If you’re anything like two-thirds of Americans, you’re actively trying to lose weight. And if you’re anything like 80% of people, this isn’t your first weight-loss rodeo. After all, it’s estimated that only about 1 in 5 overweight individuals is at long-term weight-loss maintenance.
Simply put, the odds suggest that you’re in the same boat as most people: You’ve likely lost weight (maybe more than once) only to regain some of most of it. Of course, there’s a whole other category of folks who’ve jumped ship altogether — moving from one health and fitness intervention to another without ever making much serious progress.
If you’re like the typical person — most people have tried at least 5 different types of diets, exercise programs etc. — you are not a failure; you’re tenacious and resilient.
Now is not the time to give up.
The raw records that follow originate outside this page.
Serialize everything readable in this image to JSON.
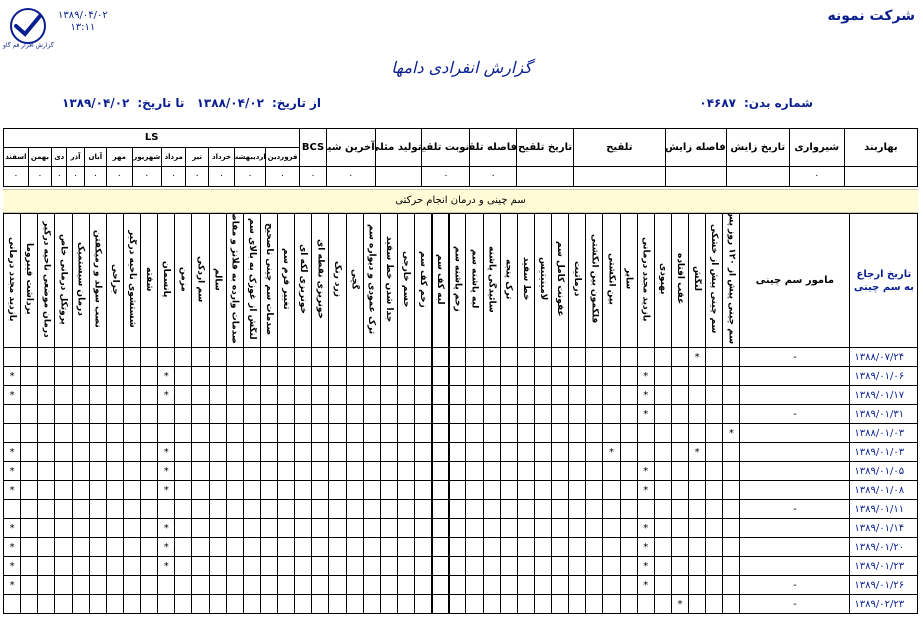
{
  "header": {
    "company": "شرکت نمونه",
    "print_date": "۱۳۸۹/۰۴/۰۲",
    "print_time": "۱۳:۱۱",
    "logo_caption": "گزارش افزار قم گاو"
  },
  "report": {
    "title": "گزارش انفرادی دامها",
    "cow_label": "شماره بدن:",
    "cow_number": "۰۴۶۸۷",
    "from_label": "از تاریخ:",
    "from_date": "۱۳۸۸/۰۴/۰۲",
    "to_label": "تا تاریخ:",
    "to_date": "۱۳۸۹/۰۴/۰۲"
  },
  "summary": {
    "headers": [
      "بهاربند",
      "شیرواری",
      "تاریخ زایش",
      "فاصله زایش",
      "تلقیح",
      "تاریخ تلقیح",
      "فاصله تلقیح",
      "نوبت تلقیح",
      "تولید مثلی",
      "آخرین شیر",
      "BCS"
    ],
    "ls_label": "LS",
    "months": [
      "فروردین",
      "اردیبهشت",
      "خرداد",
      "تیر",
      "مرداد",
      "شهریور",
      "مهر",
      "آبان",
      "آذر",
      "دی",
      "بهمن",
      "اسفند"
    ],
    "values": [
      "",
      "۰",
      "",
      "",
      "",
      "",
      "۰",
      "۰",
      "",
      "۰",
      "۰"
    ],
    "month_values": [
      "۰",
      "۰",
      "۰",
      "۰",
      "۰",
      "۰",
      "۰",
      "۰",
      "۰",
      "۰",
      "۰",
      "۰"
    ]
  },
  "banner": "سم چینی و درمان انجام حرکتی",
  "table": {
    "date_header": "تاریخ ارجاع به سم چینی",
    "agent_header": "مامور سم چینی",
    "columns": [
      "سم چینی پیش از ۱۲۰ روز پس از زایش",
      "سم چینی پیش از خشکی",
      "لنگش",
      "عقب افتاده",
      "بهبودی",
      "بازدید مجدد درمانی",
      "سایر",
      "بین انگشتی",
      "فلگمون بین انگشتی",
      "درماتیت",
      "عفونت کامل سم",
      "لامینیتیس",
      "خط سفید",
      "ترک پنجه",
      "سائیدگی پاشنه",
      "لبه پاشنه سم",
      "زخم پاشنه سم",
      "لبه کف سم",
      "زخم کف سم",
      "جسم خارجی",
      "جدا شدن خط سفید",
      "ترک عمودی و دیواره سم",
      "گچی",
      "زرد رنگ",
      "خونریزی نقطه ای",
      "خونریزی لکه ای",
      "تغییر فرم سم",
      "صدمات سم چینی ناصحیح",
      "لنگش از غوزک به بالای سم",
      "صدمات وارده به فلانژ و مفاصل",
      "سالم",
      "سم اردکی",
      "مزمن",
      "پانسمان",
      "شفته",
      "شستشوی ناحیه درگیر",
      "جراحی",
      "نصب سولد و رمیکفتن",
      "درمان سیستمیک",
      "پروتکل درمانی خاص",
      "درمان موضعی ناحیه درگیر",
      "برداشت فیبروما",
      "بازدید مجدد درمانی"
    ],
    "rows": [
      {
        "date": "۱۳۸۸/۰۷/۲۴",
        "agent": "-",
        "marks": [
          2
        ]
      },
      {
        "date": "۱۳۸۹/۰۱/۰۶",
        "agent": "",
        "marks": [
          5,
          33,
          42
        ]
      },
      {
        "date": "۱۳۸۹/۰۱/۱۷",
        "agent": "",
        "marks": [
          5,
          33,
          42
        ]
      },
      {
        "date": "۱۳۸۹/۰۱/۳۱",
        "agent": "-",
        "marks": [
          5
        ]
      },
      {
        "date": "۱۳۸۸/۰۱/۰۳",
        "agent": "",
        "marks": [
          0
        ]
      },
      {
        "date": "۱۳۸۹/۰۱/۰۳",
        "agent": "",
        "marks": [
          2,
          7,
          33,
          42
        ]
      },
      {
        "date": "۱۳۸۹/۰۱/۰۵",
        "agent": "",
        "marks": [
          5,
          33,
          42
        ]
      },
      {
        "date": "۱۳۸۹/۰۱/۰۸",
        "agent": "",
        "marks": [
          5,
          33,
          42
        ]
      },
      {
        "date": "۱۳۸۹/۰۱/۱۱",
        "agent": "-",
        "marks": []
      },
      {
        "date": "۱۳۸۹/۰۱/۱۴",
        "agent": "",
        "marks": [
          5,
          33,
          42
        ]
      },
      {
        "date": "۱۳۸۹/۰۱/۲۰",
        "agent": "",
        "marks": [
          5,
          33,
          42
        ]
      },
      {
        "date": "۱۳۸۹/۰۱/۲۳",
        "agent": "",
        "marks": [
          5,
          33,
          42
        ]
      },
      {
        "date": "۱۳۸۹/۰۱/۲۶",
        "agent": "-",
        "marks": [
          5,
          42
        ]
      },
      {
        "date": "۱۳۸۹/۰۲/۲۳",
        "agent": "-",
        "marks": [
          3
        ]
      }
    ],
    "mark": "*"
  }
}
Despite how frustrated and hopeless you may feel, success is possible. There are countless other people more who were in the same boat — more like you than you might think — who have ended up achieving remarkable results by sticking with it.
The key is finding what works, and for many people that means…
- Exercise alone isn’t enough
- Connection with others is vital (you need social support)
- You don’t have to do it alone (you need accountability from a coach)
- Counting calories isn’t going to work
- Little packaged meals aren’t the long-term solution
- Less, not more
- Slower, not faster
- A holistic focus over weight loss
- Mind over diet
At the end of the day, if you’re the type of person who’s had a frustrating time losing weight, the program that’s going to work for you…
- Is sustainable over quick
- Will hold you accountable vs. provide cheap solutions
- Encourages whole foods over supplements or packaged foods
- Prioritizes nutrition over exercise (although both are important)
- Involves giving up control or handing over control even over getting in control
The take-home point is that if you’ve gone down the weight-loss road a time or two, you are not a failure. You’re resilient and tenacious. Instead of viewing past experiences as failures, leverage them as learning opportunities. What has worked well for you in the past? What things haven’t worked so well? Knowing what you know — about yourself — how can you approach this weight-loss rodeo so you come out a long-term winner?